After a while he brought out a baby wombat and gave it a bath, then suggested I might want to hold it for a while. So Harry the wombat curled up on my lap and slept for the next few hours. Harry was 8 months old, and had been with them since an infant, when he was injured in a fight with another wombat. There was also a *huge* goanna locked up in a shed out the back, with an injured foot. It was a real mean looking critter and my first thought was "how did that manage to get here from Komodo?" [ I also spent some time watching John's two daughters -- 3 and 4 perhaps? -- and reading them stories.

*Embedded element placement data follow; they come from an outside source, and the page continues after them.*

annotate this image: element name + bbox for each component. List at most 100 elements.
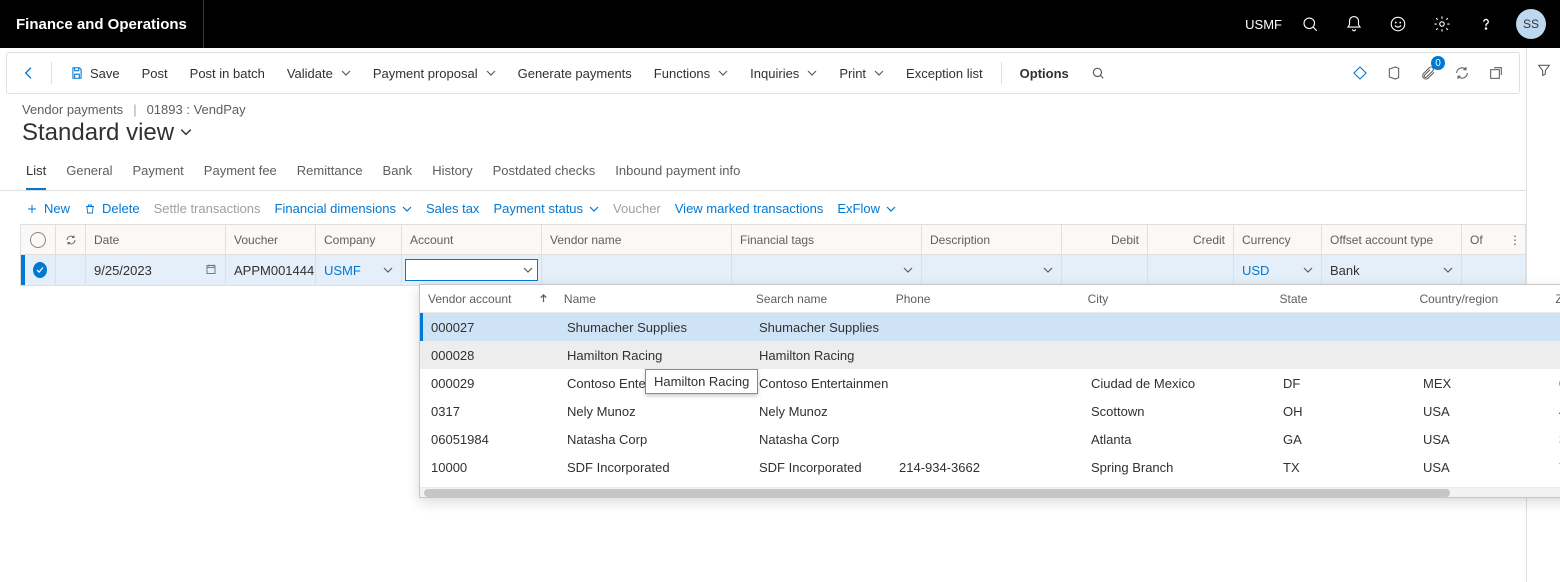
exception-list-button[interactable]: Exception list <box>896 60 993 87</box>
payment-proposal-button[interactable]: Payment proposal <box>363 60 506 87</box>
view-title[interactable]: Standard view <box>22 119 174 147</box>
lookup-col-state[interactable]: State <box>1272 285 1412 312</box>
chevron-down-icon <box>718 66 728 81</box>
lookup-row[interactable]: 06051984Natasha CorpNatasha CorpAtlantaG… <box>420 425 1560 453</box>
attachment-icon[interactable]: 0 <box>1413 58 1443 88</box>
cell-credit[interactable] <box>1148 255 1234 285</box>
lookup-col-city[interactable]: City <box>1080 285 1272 312</box>
col-voucher[interactable]: Voucher <box>226 225 316 254</box>
gear-icon[interactable] <box>1422 0 1462 48</box>
tab-bank[interactable]: Bank <box>383 157 413 190</box>
lookup-row[interactable]: 000028Hamilton RacingHamilton Racing <box>420 341 1560 369</box>
refresh-column-icon[interactable] <box>56 225 86 254</box>
save-icon <box>70 66 84 80</box>
calendar-icon[interactable] <box>205 263 217 278</box>
account-combo[interactable] <box>405 259 538 281</box>
col-offset-type[interactable]: Offset account type <box>1322 225 1462 254</box>
col-credit[interactable]: Credit <box>1148 225 1234 254</box>
grid-toolbar: New Delete Settle transactions Financial… <box>0 191 1526 224</box>
cell-description[interactable] <box>922 255 1062 285</box>
bell-icon[interactable] <box>1334 0 1374 48</box>
cell-voucher[interactable]: APPM001444 <box>226 255 316 285</box>
cell-more[interactable] <box>1462 255 1525 285</box>
cell-date[interactable]: 9/25/2023 <box>86 255 226 285</box>
lookup-row[interactable]: 000027Shumacher SuppliesShumacher Suppli… <box>420 313 1560 341</box>
filter-icon[interactable] <box>1530 56 1558 84</box>
chevron-down-icon[interactable] <box>180 126 192 141</box>
col-vendor-name[interactable]: Vendor name <box>542 225 732 254</box>
options-button[interactable]: Options <box>1010 60 1079 87</box>
validate-button[interactable]: Validate <box>277 60 361 87</box>
smile-icon[interactable] <box>1378 0 1418 48</box>
generate-payments-button[interactable]: Generate payments <box>508 60 642 87</box>
payment-status-button[interactable]: Payment status <box>493 201 599 216</box>
cell-company[interactable]: USMF <box>316 255 402 285</box>
save-button[interactable]: Save <box>60 60 130 87</box>
lookup-col-country[interactable]: Country/region <box>1411 285 1547 312</box>
tab-inbound[interactable]: Inbound payment info <box>615 157 740 190</box>
row-icon <box>56 255 86 285</box>
functions-button[interactable]: Functions <box>644 60 738 87</box>
financial-dimensions-button[interactable]: Financial dimensions <box>275 201 412 216</box>
grid-row[interactable]: 9/25/2023 APPM001444 USMF USD Bank <box>21 255 1525 285</box>
breadcrumb: Vendor payments | 01893 : VendPay <box>22 102 1520 117</box>
tab-postdated[interactable]: Postdated checks <box>493 157 596 190</box>
tabs: List General Payment Payment fee Remitta… <box>0 147 1526 191</box>
col-account[interactable]: Account <box>402 225 542 254</box>
col-financial-tags[interactable]: Financial tags <box>732 225 922 254</box>
select-all-column[interactable] <box>21 225 56 254</box>
print-button[interactable]: Print <box>829 60 894 87</box>
view-marked-button[interactable]: View marked transactions <box>675 201 824 216</box>
lookup-col-account[interactable]: Vendor account <box>420 285 556 312</box>
chevron-down-icon <box>341 66 351 81</box>
tab-list[interactable]: List <box>26 157 46 190</box>
col-more[interactable]: Of ⋮ <box>1462 225 1525 254</box>
tab-payment[interactable]: Payment <box>132 157 183 190</box>
row-select[interactable] <box>25 255 56 285</box>
cell-debit[interactable] <box>1062 255 1148 285</box>
post-button[interactable]: Post <box>132 60 178 87</box>
cell-currency[interactable]: USD <box>1234 255 1322 285</box>
grid-header: Date Voucher Company Account Vendor name… <box>21 225 1525 255</box>
vendor-lookup-dropdown[interactable]: Vendor account Name Search name Phone Ci… <box>419 284 1560 498</box>
back-button[interactable] <box>15 59 43 87</box>
cell-financial-tags[interactable] <box>732 255 922 285</box>
lookup-row[interactable]: 000029Contoso EnterContoso EntertainmenC… <box>420 369 1560 397</box>
cell-vendor-name[interactable] <box>542 255 732 285</box>
lookup-row[interactable]: 0317Nely MunozNely MunozScottownOHUSA45 <box>420 397 1560 425</box>
diamond-icon[interactable] <box>1345 58 1375 88</box>
cell-account[interactable] <box>402 255 542 285</box>
exflow-button[interactable]: ExFlow <box>837 201 896 216</box>
lookup-col-name[interactable]: Name <box>556 285 748 312</box>
actionbar-search-button[interactable] <box>1081 60 1115 86</box>
col-description[interactable]: Description <box>922 225 1062 254</box>
lookup-row[interactable]: 10000SDF IncorporatedSDF Incorporated214… <box>420 453 1560 481</box>
cell-offset-type[interactable]: Bank <box>1322 255 1462 285</box>
office-icon[interactable] <box>1379 58 1409 88</box>
lookup-col-search[interactable]: Search name <box>748 285 888 312</box>
legal-entity[interactable]: USMF <box>1245 17 1282 32</box>
new-button[interactable]: New <box>26 201 70 216</box>
tab-general[interactable]: General <box>66 157 112 190</box>
inquiries-button[interactable]: Inquiries <box>740 60 827 87</box>
refresh-icon[interactable] <box>1447 58 1477 88</box>
search-icon[interactable] <box>1290 0 1330 48</box>
breadcrumb-page[interactable]: Vendor payments <box>22 102 123 117</box>
col-company[interactable]: Company <box>316 225 402 254</box>
popout-icon[interactable] <box>1481 58 1511 88</box>
lookup-col-phone[interactable]: Phone <box>888 285 1080 312</box>
avatar[interactable]: SS <box>1516 9 1546 39</box>
tab-history[interactable]: History <box>432 157 472 190</box>
sales-tax-button[interactable]: Sales tax <box>426 201 479 216</box>
col-currency[interactable]: Currency <box>1234 225 1322 254</box>
col-debit[interactable]: Debit <box>1062 225 1148 254</box>
tab-payment-fee[interactable]: Payment fee <box>204 157 277 190</box>
delete-button[interactable]: Delete <box>84 201 140 216</box>
lookup-hscrollbar[interactable] <box>420 487 1560 497</box>
lookup-col-zip[interactable]: ZI <box>1547 285 1560 312</box>
help-icon[interactable] <box>1466 0 1506 48</box>
post-batch-button[interactable]: Post in batch <box>180 60 275 87</box>
col-date[interactable]: Date <box>86 225 226 254</box>
tab-remittance[interactable]: Remittance <box>297 157 363 190</box>
grid: Date Voucher Company Account Vendor name… <box>20 224 1526 286</box>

I think having a wombat would be a lot less trouble! ]
Yerranderie is an old mining town, abandoned in the thirties. It and its associated mine workings stretch over a wide area, but I only really saw the old "Private Town", spending the middle part of the day visiting the museum and some of the restored houses. I decided I would have to come back and stay there for a week sometime, since in addition to all the historical sites there is great walking country all around.
Around lunch we found out that one of the permanent residents had been bitten by something and needed to get to the hospital in Camden, and that his wife was going to drive him out through the Waterboard catchment area. This is normally locked, so they had to get the Camden police to come down and open the gates on the other side. Anyway, they took me along with them, so I got to see parts of the Burragorang valley which I would never otherwise have been able to (not legally, anyway), and I avoided the long drive back through Oberon to Mt Victoria. As an added bonus, the woman's family had lived in the area since 1830 (they used to own most of what is now the Wollondilly arm of the lake) and she told me all about its history as we drove along.
I was dropped of in Camden, where I grabbed quick bite to eat from a just-closing patisserie, then caught the bus to Cambelltown and the train home, Jim Barret's little book "Narrow Neck and the Birth of Katoomba" providing reading material.